Address look-alikes are the most dangerous variant. Scammers generate vanity addresses that share the same first four and last four characters as the real contract, betting that you only glance at the ends. This is the same psychology behind address poisoning, and it is why you must compare the entire string. Copycats are also frequently paired with fake community takeovers and hype narratives, a pattern broken down in our piece on fake CTOs and narrative traps.
A pre-buy verification checklist
Run this short list before every purchase of a token that shares a name with something well known. If any item fails, do not buy.
- I copied the contract address from an official source (site, verified X bio or pinned post), not from search or a DM.
- The same full address matches on CoinGecko or CoinMarketCap and on the DEXTools listing.
- I compared the entire address string, not just the first and last characters.

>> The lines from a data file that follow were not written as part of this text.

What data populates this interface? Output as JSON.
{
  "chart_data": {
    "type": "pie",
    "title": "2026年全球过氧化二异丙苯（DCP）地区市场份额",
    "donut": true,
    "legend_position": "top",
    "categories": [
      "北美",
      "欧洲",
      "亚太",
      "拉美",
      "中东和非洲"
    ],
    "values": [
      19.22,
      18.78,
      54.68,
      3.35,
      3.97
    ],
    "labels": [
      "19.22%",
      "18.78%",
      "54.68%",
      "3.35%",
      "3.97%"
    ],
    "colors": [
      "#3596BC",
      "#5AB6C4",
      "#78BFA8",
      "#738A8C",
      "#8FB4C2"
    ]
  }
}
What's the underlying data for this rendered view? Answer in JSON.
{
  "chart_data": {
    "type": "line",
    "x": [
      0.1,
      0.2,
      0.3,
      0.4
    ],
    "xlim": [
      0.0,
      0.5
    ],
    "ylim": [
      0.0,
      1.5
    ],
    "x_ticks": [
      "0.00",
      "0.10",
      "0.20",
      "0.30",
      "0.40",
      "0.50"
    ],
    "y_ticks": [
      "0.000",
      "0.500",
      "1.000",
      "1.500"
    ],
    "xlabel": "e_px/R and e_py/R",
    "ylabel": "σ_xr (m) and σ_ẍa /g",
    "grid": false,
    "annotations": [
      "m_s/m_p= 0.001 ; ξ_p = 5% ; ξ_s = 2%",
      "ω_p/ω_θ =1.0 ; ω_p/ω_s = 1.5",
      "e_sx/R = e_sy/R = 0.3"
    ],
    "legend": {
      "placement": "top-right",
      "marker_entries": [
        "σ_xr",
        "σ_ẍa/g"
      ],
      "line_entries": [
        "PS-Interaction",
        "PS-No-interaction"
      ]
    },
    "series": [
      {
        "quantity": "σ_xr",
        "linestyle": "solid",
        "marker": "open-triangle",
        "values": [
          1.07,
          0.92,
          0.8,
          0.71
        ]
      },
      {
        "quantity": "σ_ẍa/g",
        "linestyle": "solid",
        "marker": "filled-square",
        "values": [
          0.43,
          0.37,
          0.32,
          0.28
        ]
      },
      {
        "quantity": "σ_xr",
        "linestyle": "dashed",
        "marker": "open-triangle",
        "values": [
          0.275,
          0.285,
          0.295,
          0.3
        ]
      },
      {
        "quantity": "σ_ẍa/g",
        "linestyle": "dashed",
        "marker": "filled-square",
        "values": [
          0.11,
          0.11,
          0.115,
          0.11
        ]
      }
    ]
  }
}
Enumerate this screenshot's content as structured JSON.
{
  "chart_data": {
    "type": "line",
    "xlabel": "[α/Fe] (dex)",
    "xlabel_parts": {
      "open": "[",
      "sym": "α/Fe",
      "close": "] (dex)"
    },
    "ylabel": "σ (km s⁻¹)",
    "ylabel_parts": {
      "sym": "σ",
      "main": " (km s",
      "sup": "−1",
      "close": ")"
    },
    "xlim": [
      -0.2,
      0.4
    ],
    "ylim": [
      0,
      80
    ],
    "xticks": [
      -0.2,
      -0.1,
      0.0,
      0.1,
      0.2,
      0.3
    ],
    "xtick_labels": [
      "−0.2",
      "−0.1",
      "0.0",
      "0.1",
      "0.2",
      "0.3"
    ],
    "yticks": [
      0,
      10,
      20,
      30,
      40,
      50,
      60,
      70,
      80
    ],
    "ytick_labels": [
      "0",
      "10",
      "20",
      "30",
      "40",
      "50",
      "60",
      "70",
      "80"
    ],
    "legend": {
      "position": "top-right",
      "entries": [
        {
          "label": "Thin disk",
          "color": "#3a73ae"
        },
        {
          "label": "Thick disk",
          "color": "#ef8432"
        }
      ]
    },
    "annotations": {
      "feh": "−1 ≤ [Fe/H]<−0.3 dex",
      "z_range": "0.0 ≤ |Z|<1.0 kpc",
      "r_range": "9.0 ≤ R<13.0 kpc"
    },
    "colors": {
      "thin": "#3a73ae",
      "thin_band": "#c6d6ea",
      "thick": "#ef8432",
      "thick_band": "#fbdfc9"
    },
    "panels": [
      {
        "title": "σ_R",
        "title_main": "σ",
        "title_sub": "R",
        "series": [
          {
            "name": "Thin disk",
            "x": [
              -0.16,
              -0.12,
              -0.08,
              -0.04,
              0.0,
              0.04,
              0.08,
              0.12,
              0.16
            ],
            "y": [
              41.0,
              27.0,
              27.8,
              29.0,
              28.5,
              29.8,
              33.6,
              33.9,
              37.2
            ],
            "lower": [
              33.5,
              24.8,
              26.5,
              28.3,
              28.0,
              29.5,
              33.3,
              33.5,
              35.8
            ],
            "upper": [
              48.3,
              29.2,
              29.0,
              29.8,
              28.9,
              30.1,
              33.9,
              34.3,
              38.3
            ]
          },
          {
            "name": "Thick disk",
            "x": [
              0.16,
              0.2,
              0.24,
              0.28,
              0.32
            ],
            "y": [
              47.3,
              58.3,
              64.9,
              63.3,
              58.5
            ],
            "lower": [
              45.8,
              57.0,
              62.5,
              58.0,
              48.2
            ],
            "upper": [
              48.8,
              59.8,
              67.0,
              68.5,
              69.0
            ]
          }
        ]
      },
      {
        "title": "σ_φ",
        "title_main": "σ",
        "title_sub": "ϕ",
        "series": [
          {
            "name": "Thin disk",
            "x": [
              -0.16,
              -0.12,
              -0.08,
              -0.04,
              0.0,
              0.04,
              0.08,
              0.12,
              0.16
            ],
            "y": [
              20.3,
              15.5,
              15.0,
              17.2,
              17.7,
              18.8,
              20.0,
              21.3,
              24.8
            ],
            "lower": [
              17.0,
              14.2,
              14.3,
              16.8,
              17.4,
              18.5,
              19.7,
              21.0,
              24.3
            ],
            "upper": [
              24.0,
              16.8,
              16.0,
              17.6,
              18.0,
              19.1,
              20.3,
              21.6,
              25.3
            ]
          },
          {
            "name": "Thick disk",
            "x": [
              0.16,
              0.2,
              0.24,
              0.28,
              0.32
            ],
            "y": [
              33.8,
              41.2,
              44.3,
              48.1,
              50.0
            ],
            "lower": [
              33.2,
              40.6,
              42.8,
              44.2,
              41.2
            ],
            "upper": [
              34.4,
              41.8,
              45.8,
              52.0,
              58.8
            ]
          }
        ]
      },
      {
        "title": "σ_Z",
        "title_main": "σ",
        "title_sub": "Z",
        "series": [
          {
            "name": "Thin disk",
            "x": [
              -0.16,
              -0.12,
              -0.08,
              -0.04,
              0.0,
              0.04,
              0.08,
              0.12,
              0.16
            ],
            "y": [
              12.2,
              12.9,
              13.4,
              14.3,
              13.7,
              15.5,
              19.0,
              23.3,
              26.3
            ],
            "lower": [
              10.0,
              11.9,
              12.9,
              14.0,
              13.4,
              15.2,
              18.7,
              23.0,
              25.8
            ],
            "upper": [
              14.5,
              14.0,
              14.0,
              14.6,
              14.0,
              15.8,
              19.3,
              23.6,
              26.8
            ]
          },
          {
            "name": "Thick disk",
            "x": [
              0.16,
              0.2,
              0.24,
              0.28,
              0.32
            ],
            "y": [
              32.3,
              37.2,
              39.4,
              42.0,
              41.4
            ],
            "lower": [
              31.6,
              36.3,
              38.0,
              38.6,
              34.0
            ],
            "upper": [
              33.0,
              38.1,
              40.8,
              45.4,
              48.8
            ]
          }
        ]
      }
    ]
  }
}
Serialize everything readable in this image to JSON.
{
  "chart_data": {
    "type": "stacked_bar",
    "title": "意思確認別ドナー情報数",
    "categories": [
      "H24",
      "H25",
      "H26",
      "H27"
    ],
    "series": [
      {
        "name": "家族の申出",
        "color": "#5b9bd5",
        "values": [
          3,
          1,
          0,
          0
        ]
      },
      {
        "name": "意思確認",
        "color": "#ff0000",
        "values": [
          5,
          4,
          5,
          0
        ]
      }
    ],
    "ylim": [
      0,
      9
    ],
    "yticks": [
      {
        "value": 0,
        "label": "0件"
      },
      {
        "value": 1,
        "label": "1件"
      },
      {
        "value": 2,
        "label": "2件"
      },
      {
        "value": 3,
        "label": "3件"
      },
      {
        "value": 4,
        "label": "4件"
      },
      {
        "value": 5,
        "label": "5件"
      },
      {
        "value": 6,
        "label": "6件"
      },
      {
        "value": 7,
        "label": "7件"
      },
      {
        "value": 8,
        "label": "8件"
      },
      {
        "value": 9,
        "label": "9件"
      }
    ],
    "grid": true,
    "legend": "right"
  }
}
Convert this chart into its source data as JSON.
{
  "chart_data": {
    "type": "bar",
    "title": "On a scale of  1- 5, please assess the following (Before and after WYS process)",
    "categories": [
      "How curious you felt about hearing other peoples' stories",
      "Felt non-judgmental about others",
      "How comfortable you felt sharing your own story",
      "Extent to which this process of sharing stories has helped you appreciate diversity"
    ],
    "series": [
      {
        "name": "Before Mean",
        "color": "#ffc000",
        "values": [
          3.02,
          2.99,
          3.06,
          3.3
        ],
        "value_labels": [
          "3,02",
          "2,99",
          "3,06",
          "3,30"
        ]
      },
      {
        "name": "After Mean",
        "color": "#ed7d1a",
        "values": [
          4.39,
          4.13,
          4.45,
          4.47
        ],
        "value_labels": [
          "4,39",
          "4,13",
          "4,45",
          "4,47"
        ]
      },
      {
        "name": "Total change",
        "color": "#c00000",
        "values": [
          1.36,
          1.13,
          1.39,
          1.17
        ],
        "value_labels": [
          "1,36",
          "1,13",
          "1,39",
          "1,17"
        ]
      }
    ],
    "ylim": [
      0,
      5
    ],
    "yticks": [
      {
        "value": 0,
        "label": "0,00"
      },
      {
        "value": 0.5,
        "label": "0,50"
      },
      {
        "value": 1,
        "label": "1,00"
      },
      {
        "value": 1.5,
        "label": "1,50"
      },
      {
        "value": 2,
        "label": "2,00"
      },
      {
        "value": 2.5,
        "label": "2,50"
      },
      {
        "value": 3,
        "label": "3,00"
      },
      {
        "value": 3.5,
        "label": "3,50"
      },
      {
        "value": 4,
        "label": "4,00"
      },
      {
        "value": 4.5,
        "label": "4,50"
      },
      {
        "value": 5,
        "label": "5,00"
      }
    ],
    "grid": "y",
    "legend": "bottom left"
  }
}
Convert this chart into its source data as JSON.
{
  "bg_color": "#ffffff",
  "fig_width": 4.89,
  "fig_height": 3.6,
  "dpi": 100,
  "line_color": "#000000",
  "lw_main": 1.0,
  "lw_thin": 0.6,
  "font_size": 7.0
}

- The pair I am buying has the deepest liquidity and the oldest creation time.
- Holder count is consistent with an established project, not a brand new deployment.
- No unsolicited address, ad, or "official CA" reply influenced my choice.
The discipline is simple: trust the address, verify it across independent sources, and ignore everything that arrives uninvited. A name can lie, a logo can lie, a chart can be manufactured, but a contract address that matches every official channel is the closest thing to proof you have.
This article is for educational purposes only and is not financial advice.